6°/ qu’en considérant, pour écarter la prescription quinquennale, que l’Autorité avait exactement retenu que la décision du juge des libertés et de la détention n’avait pas à son égard autorité de la chose jugée, dans la mesure où elle n’était pas partie à la procédure devant le juge des libertés et de la détention et que l’objet de la saisine de ce dernier – la validité des opérations de visite et saisie – n’était pas identique à celui de sa propre saisine – la conformité au droit de la concurrence des pratiques de la société Umicore France – quand l’Autorité s’est expressément fondée sur le rapport administratif établi par la direction générale de la concurrence de la consommation et de la répression des fraudes à la suite des opérations de visite et saisie litigieuses pour se saisir d’office, ce dont il résulte que les deux procédures n’étaient pas distinctes et poursuivaient les mêmes objectifs, à savoir démontrer l’existence de pratiques anticoncurrentielles, la cour d’appel a violé l’article L. 462-7 du code de commerce ;

7°/ que la circonstance qu’une infraction ait été qualifiée de continue ne permet pas de poursuivre des faits déjà prescrits ; qu’en affirmant le contraire, la cour d’appel a violé les articles L. 462-7 du code de commerce et 1355 du code civil. »

Réponse de la Cour

15. En premier lieu, après avoir énoncé que le principe jurisprudentiel de l’autorité absolue de la chose jugée au pénal sur le civil, invoqué par les sociétés Umicore, signifie que ce qui a été définitivement jugé par le juge pénal quant à l’existence du fait incriminé, sa qualification, la culpabilité ou l’innocence de ceux auxquels le fait est imputé s’impose au juge civil et a effet à l’égard de tous, l’arrêt précise que l’autorité de la chose jugée au pénal sur le civil ne s’attache qu’à ce qui a été définitivement, nécessairement et certainement décidé par le juge pénal sur l’existence du fait qui forme la base commune de l’action civile et de l’action pénale, sur sa qualification ainsi que sur la culpabilité de celui à qui le fait est imputé et que les décisions de la justice pénale ont au civil autorité absolue, à l’égard de tous, en ce qui concerne ce qui a été nécessairement jugé quant à l’existence du fait incriminé, sa qualification, la culpabilité ou l’innocence de ceux auxquels le fait est imputé.
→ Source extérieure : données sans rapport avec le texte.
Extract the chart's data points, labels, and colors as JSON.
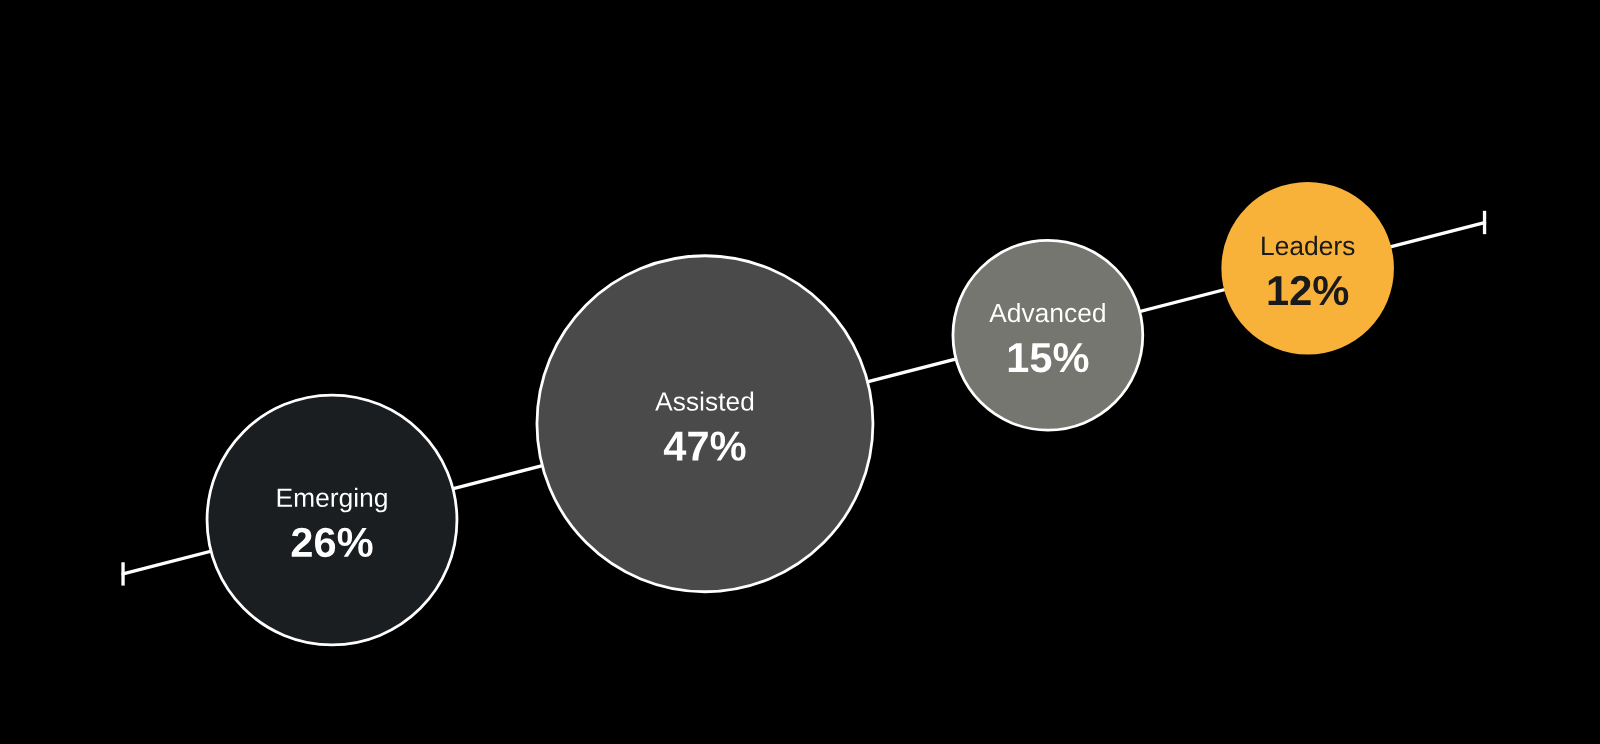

Il en déduit que, pour avoir autorité absolue de la chose jugée, il faut que la décision statue sur une action pénale.

Ayant relevé, ensuite, qu’en l’espèce, le juge des libertés et de la détention avait statué sur des opérations qui ne sont pas de nature pénale, effectuées à la demande du ministre chargé de l’économie, lequel n’est pas chargé de poursuites pénales, et dans l’objectif de poursuivre des pratiques anticoncurrentielles qui ne font pas l’objet d’une incrimination pénale, c’est à bon droit que la cour d’appel a retenu que le principe de l’autorité absolue de la chose jugée au pénal sur le civil n’était pas applicable.

En deuxième lieu, après avoir retenu que l’ordonnance litigieuse avait été rendue dans le cadre d’un recours formé contre le déroulement d’ opérations de visite et de saisie, sans que la question de la prescription des pratiques ait été en cause, la cour d‘appel, abstraction faite des motifs surabondants critiqués par la quatrième branche, en a, à bon droit, déduit que la solution ne privait pas d’effectivité ce recours formé par les sociétés Umicore.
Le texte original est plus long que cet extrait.